Abstract Neisseria gonorrhoeae (Ngo) is an obligate human bacterial pathogen that causes the sexually transmitted infection gonorrhea. Due to increasing rates of gonorrhea and increased antibiotic resistance, vaccines and new therapeutics are urgently needed. A promising strategy is targeting nutrient metal acquisition systems since they are usually conserved, expressed during infection, and essential for bacterial survival in vivo. Ngo undermines host metal restriction mechanisms by expressing outer membrane transporters to acquire essential metals from human metal-sequestering proteins such zinc from calprotectin and psoriasin and iron from lactoferrin and transferrin. However, many gene products that support Ngo growth in metal-limiting conditions remain uncharacterized. We found that the product of the ngo1049 gene is highly expressed in Ngo grown under zinc- limiting conditions. Ngo1049 is conserved among pathogenic Neisseria, and bioinformatic analysis predicts that Ngo1049 is a metal-binding transferase localized in the periplasm. A Zur binding motif was identified upstream of ngo1049, suggesting expression is regulated by Zur (zinc uptake regulator), which represses expression in high zinc concentrations. ngo1049 transcripts are highly induced during Ngo infection of human endocervical cells, indicating a potential role for Ngo1049 in Ngo pathogenesis. Based on these findings, I hypothesize Ngo1049 is a Zur-regulated protein that facilitates zinc acquisition in metal-limited conditions at inflamed epithelial surfaces. To test this hypothesis, in this F31-Diversity submission I propose to determine the localization and regulation mechanism(s) of Ngo1049. Second, I will examine the contribution of Ngo1049 to zinc acquisition in metal-limiting conditions. Lastly, I will define how Ngo1049 enables Ngo survival at inflamed mucosal surfaces after exposure to epithelial cells and human immune cells that contain metal chelating proteins. By defining this new member of the Ngo metal regulon, my work will potentially point to new therapies for this antibiotic-resistant bacterium. Through its combination of bacterial physiology and genetics, biochemistry, and cellular microbiology, as well as the professional development opportunities available to me during my graduate training, this project will provide me with the background and expertise to pursue a career as the leader of an academic research laboratory in host-pathogen interactions.
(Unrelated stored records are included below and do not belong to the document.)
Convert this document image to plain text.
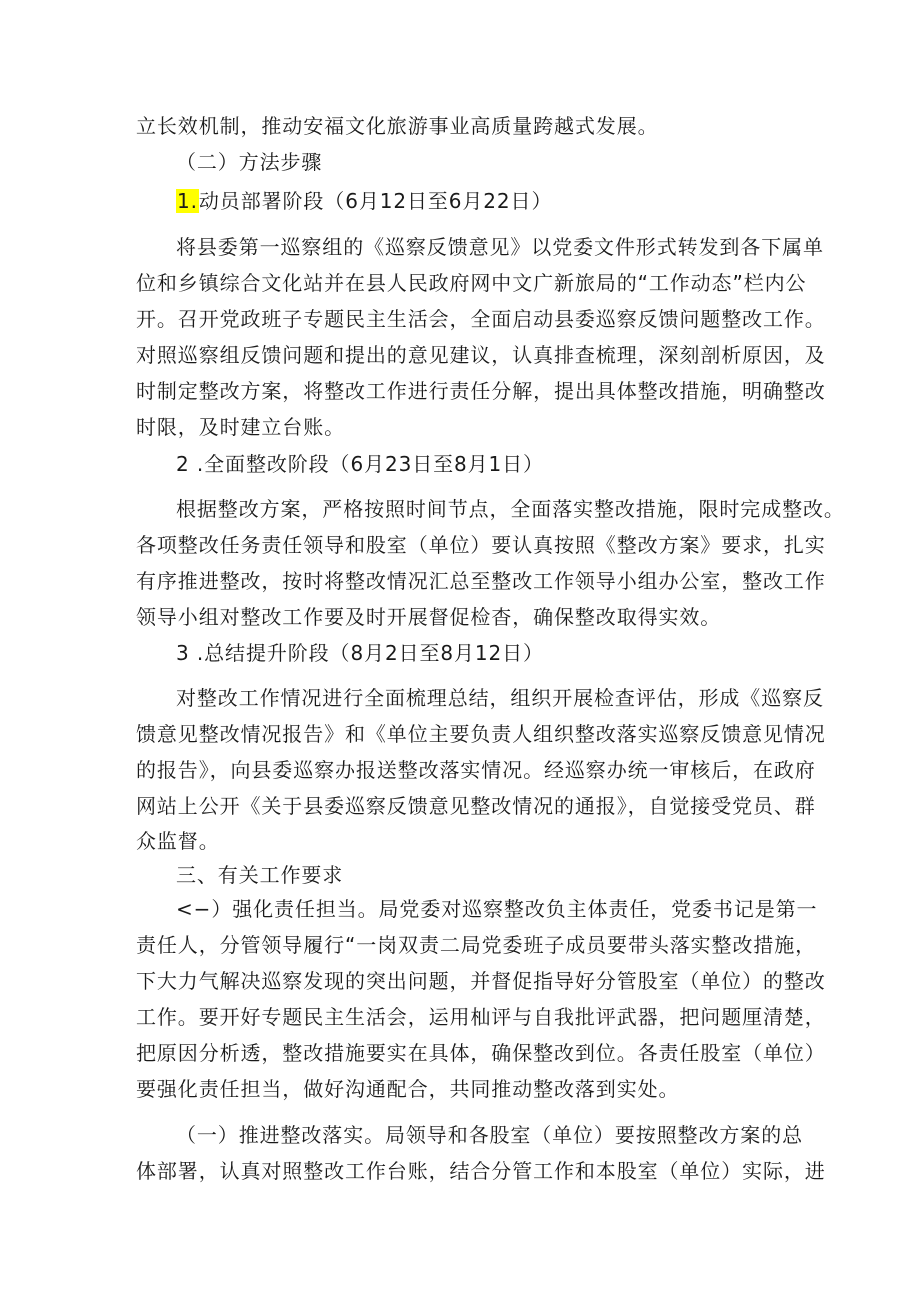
立长效机制，推动安福文化旅游事业高质量跨越式发展。
（二）方法步骤
1.动员部署阶段（6月12日至6月22日）
将县委第一巡察组的《巡察反馈意见》以党委文件形式转发到各下属单
位和乡镇综合文化站并在县人民政府网中文广新旅局的“工作动态”栏内公
开。召开党政班子专题民主生活会，全面启动县委巡察反馈问题整改工作。
对照巡察组反馈问题和提出的意见建议，认真排查梳理，深刻剖析原因，及
时制定整改方案，将整改工作进行责任分解，提出具体整改措施，明确整改
时限，及时建立台账。
2 .全面整改阶段（6月23日至8月1日）
根据整改方案，严格按照时间节点，全面落实整改措施，限时完成整改。
各项整改任务责任领导和股室（单位）要认真按照《整改方案》要求，扎实
有序推进整改，按时将整改情况汇总至整改工作领导小组办公室，整改工作
领导小组对整改工作要及时开展督促检杳，确保整改取得实效。
3 .总结提升阶段（8月2日至8月12日）
对整改工作情况进行全面梳理总结，组织开展检查评估，形成《巡察反
馈意见整改情况报告》和《单位主要负责人组织整改落实巡察反馈意见情况
的报告》，向县委巡察办报送整改落实情况。经巡察办统一审核后，在政府
网站上公开《关于县委巡察反馈意见整改情况的通报》，自觉接受党员、群
众监督。
三、有关工作要求
<−）强化责任担当。局党委对巡察整改负主体责任，党委书记是第一
责任人，分管领导履行“一岗双责二局党委班子成员要带头落实整改措施，
下大力气解决巡察发现的突出问题，并督促指导好分管股室（单位）的整改
工作。要开好专题民主生活会，运用杣评与自我批评武器，把问题厘清楚，
把原因分析透，整改措施要实在具体，确保整改到位。各责任股室（单位）
要强化责任担当，做好沟通配合，共同推动整改落到实处。
（一）推进整改落实。局领导和各股室（单位）要按照整改方案的总
体部署，认真对照整改工作台账，结合分管工作和本股室（单位）实际，进
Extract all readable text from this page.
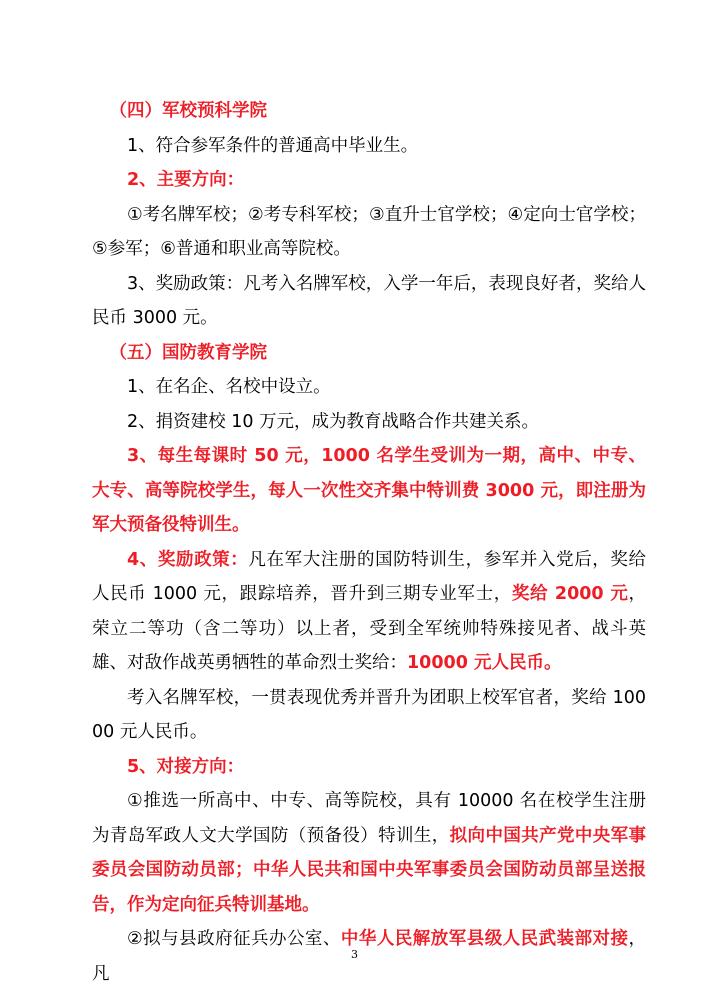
（四）军校预科学院

1、符合参军条件的普通高中毕业生。

2、主要方向：

①考名牌军校；②考专科军校；③直升士官学校；④定向士官学校；⑤参军；⑥普通和职业高等院校。

3、奖励政策：凡考入名牌军校，入学一年后，表现良好者，奖给人民币 3000 元。

（五）国防教育学院

1、在名企、名校中设立。

2、捐资建校 10 万元，成为教育战略合作共建关系。

3、每生每课时 50 元，1000 名学生受训为一期，高中、中专、大专、高等院校学生，每人一次性交齐集中特训费 3000 元，即注册为军大预备役特训生。

4、奖励政策：凡在军大注册的国防特训生，参军并入党后，奖给人民币 1000 元，跟踪培养，晋升到三期专业军士，奖给 2000 元，荣立二等功（含二等功）以上者，受到全军统帅特殊接见者、战斗英雄、对敌作战英勇牺牲的革命烈士奖给：10000 元人民币。

考入名牌军校，一贯表现优秀并晋升为团职上校军官者，奖给 10000 元人民币。

5、对接方向：

①推选一所高中、中专、高等院校，具有 10000 名在校学生注册为青岛军政人文大学国防（预备役）特训生，拟向中国共产党中央军事委员会国防动员部；中华人民共和国中央军事委员会国防动员部呈送报告，作为定向征兵特训基地。

②拟与县政府征兵办公室、中华人民解放军县级人民武装部对接，凡

3
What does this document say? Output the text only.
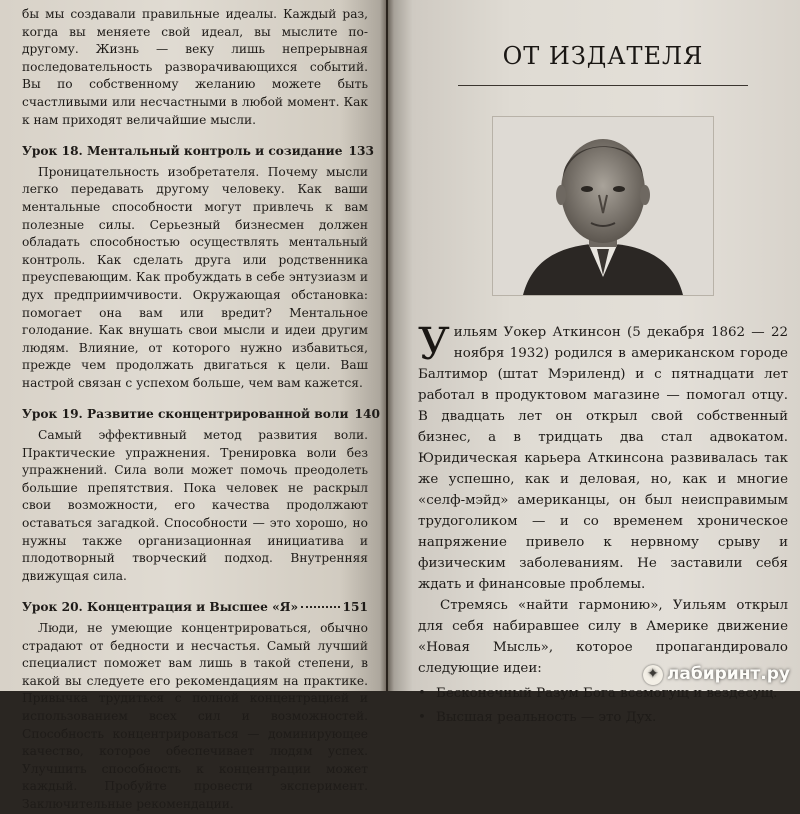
бы мы создавали правильные идеалы. Каждый раз, когда вы меняете свой идеал, вы мыслите по-другому. Жизнь — веку лишь непрерывная последовательность разворачивающихся событий. Вы по собственному желанию можете быть счастливыми или несчастными в любой момент. Как к нам приходят величайшие мысли.

Урок 18. Ментальный контроль и созидание 133

Проницательность изобретателя. Почему мысли легко передавать другому человеку. Как ваши ментальные способности могут привлечь к вам полезные силы. Серьезный бизнесмен должен обладать способностью осуществлять ментальный контроль. Как сделать друга или родственника преуспевающим. Как пробуждать в себе энтузиазм и дух предприимчивости. Окружающая обстановка: помогает она вам или вредит? Ментальное голодание. Как внушать свои мысли и идеи другим людям. Влияние, от которого нужно избавиться, прежде чем продолжать двигаться к цели. Ваш настрой связан с успехом больше, чем вам кажется.

Урок 19. Развитие сконцентрированной воли 140

Самый эффективный метод развития воли. Практические упражнения. Тренировка воли без упражнений. Сила воли может помочь преодолеть большие препятствия. Пока человек не раскрыл свои возможности, его качества продолжают оставаться загадкой. Способности — это хорошо, но нужны также организационная инициатива и плодотворный творческий подход. Внутренняя движущая сила.

Урок 20. Концентрация и Высшее «Я»	151

Люди, не умеющие концентрироваться, обычно страдают от бедности и несчастья. Самый лучший специалист поможет вам лишь в такой степени, в какой вы следуете его рекомендациям на практике. Привычка трудиться с полной концентрацией и использованием всех сил и возможностей. Способность концентрироваться — доминирующее качество, которое обеспечивает людям успех. Улучшить способность к концентрации может каждый. Пробуйте провести эксперимент. Заключительные рекомендации.

ОТ ИЗДАТЕЛЯ

Уильям Уокер Аткинсон (5 декабря 1862 — 22 ноября 1932) родился в американском городе Балтимор (штат Мэриленд) и с пятнадцати лет работал в продуктовом магазине — помогал отцу. В двадцать лет он открыл свой собственный бизнес, а в тридцать два стал адвокатом. Юридическая карьера Аткинсона развивалась так же успешно, как и деловая, но, как и многие «селф-мэйд» американцы, он был неисправимым трудоголиком — и со временем хроническое напряжение привело к нервному срыву и физическим заболеваниям. Не заставили себя ждать и финансовые проблемы.

Стремясь «найти гармонию», Уильям открыл для себя набиравшее силу в Америке движение «Новая Мысль», которое пропагандировало следующие идеи:

• Бесконечный Разум Бога всемогущ и вездесущ.
• Высшая реальность — это Дух.
✦ лабиринт.ру
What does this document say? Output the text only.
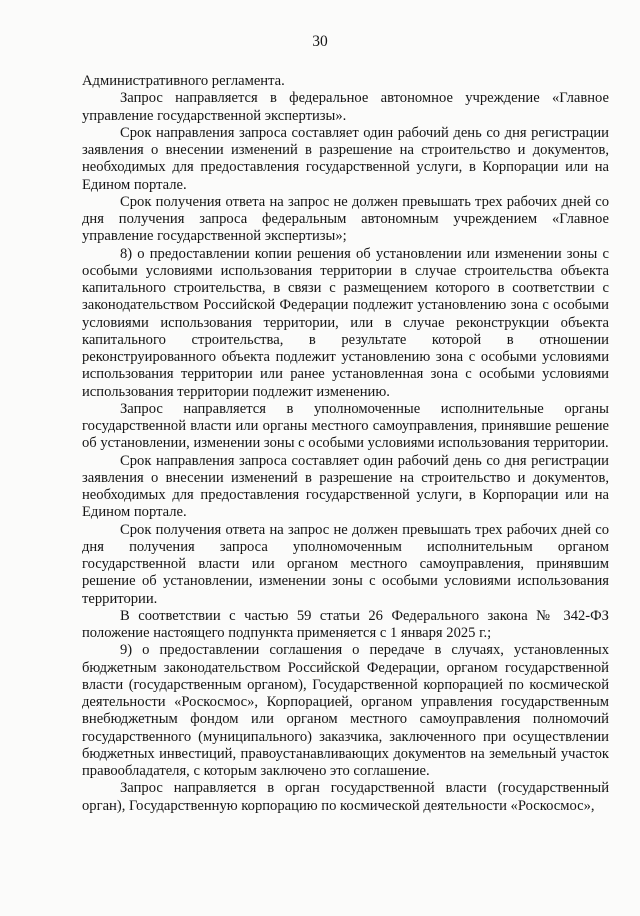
30

Административного регламента.

Запрос направляется в федеральное автономное учреждение «Главное управление государственной экспертизы».

Срок направления запроса составляет один рабочий день со дня регистрации заявления о внесении изменений в разрешение на строительство и документов, необходимых для предоставления государственной услуги, в Корпорации или на Едином портале.

Срок получения ответа на запрос не должен превышать трех рабочих дней со дня получения запроса федеральным автономным учреждением «Главное управление государственной экспертизы»;

8) о предоставлении копии решения об установлении или изменении зоны с особыми условиями использования территории в случае строительства объекта капитального строительства, в связи с размещением которого в соответствии с законодательством Российской Федерации подлежит установлению зона с особыми условиями использования территории, или в случае реконструкции объекта капитального строительства, в результате которой в отношении реконструированного объекта подлежит установлению зона с особыми условиями использования территории или ранее установленная зона с особыми условиями использования территории подлежит изменению.

Запрос направляется в уполномоченные исполнительные органы государственной власти или органы местного самоуправления, принявшие решение об установлении, изменении зоны с особыми условиями использования территории.

Срок направления запроса составляет один рабочий день со дня регистрации заявления о внесении изменений в разрешение на строительство и документов, необходимых для предоставления государственной услуги, в Корпорации или на Едином портале.

Срок получения ответа на запрос не должен превышать трех рабочих дней со дня получения запроса уполномоченным исполнительным органом государственной власти или органом местного самоуправления, принявшим решение об установлении, изменении зоны с особыми условиями использования территории.

В соответствии с частью 59 статьи 26 Федерального закона № 342-ФЗ положение настоящего подпункта применяется с 1 января 2025 г.;

9) о предоставлении соглашения о передаче в случаях, установленных бюджетным законодательством Российской Федерации, органом государственной власти (государственным органом), Государственной корпорацией по космической деятельности «Роскосмос», Корпорацией, органом управления государственным внебюджетным фондом или органом местного самоуправления полномочий государственного (муниципального) заказчика, заключенного при осуществлении бюджетных инвестиций, правоустанавливающих документов на земельный участок правообладателя, с которым заключено это соглашение.

Запрос направляется в орган государственной власти (государственный орган), Государственную корпорацию по космической деятельности «Роскосмос»,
抽象的 Neisseria Gonorrhoeae（NGO）是一种强制性的人类细菌病原体，导致性传播 感染淋病。由于淋病的速率增加和抗生素耐药性，疫苗和新的 迫切需要治疗。有希望的策略是针对营养金属采集系统 通常是保守的，在感染期间表达，对于体内细菌生存至关重要。非政府组织破坏了 宿主金属限制机制通过表达外膜转运蛋白从 人金属序列蛋白来自钙染色蛋白和牛皮癣的锌和乳铁蛋白的铁和铁和铁 转铁蛋白。但是，许多支持金属限制条件下非政府组织增长的基因产品仍然存在 未表征。我们发现，NGO1049基因的乘积在锌下种植的非政府组织高度表达 限制条件。 NGO1049在致病性奈瑟菌中保守，生物信息学分析预测， NGO1049是局部局部局部的金属结合转移酶。在上游确定了Zur结合基序 NGO1049的表达是由Zur（锌摄取调节剂）调节的，该表达抑制了表达 高锌浓度。 NGO1049在人类宫颈的非政府组织感染期间高度诱导了成绩单 细胞，表明NGO1049在非政府组织发病机理中的潜在作用。根据这些发现，我假设 NGO1049是一种由ZUR调节的蛋白 上皮表面。为了检验这一假设，在此F31多样性提交中，我建议 NGO1049的定位和调节机制。其次，我将研究NGO1049对锌的贡献 在金属限制条件下采集。最后，我将定义NGO1049如何使NGO生存在发炎时 暴露于上皮细胞和含有金属螯合蛋白的人类免疫细胞后的粘膜表面。 通过定义非政府组织金属法规的新成员，我的工作有可能指向新的疗法 抗生素耐药细菌。通过细菌生理学和遗传学，生物化学和 蜂窝微生物学，以及我毕业期间可为我提供的专业发展机会 培训，这个项目将为我提供背景和专业知识，以追求职业 宿主病原体相互作用的学术研究实验室。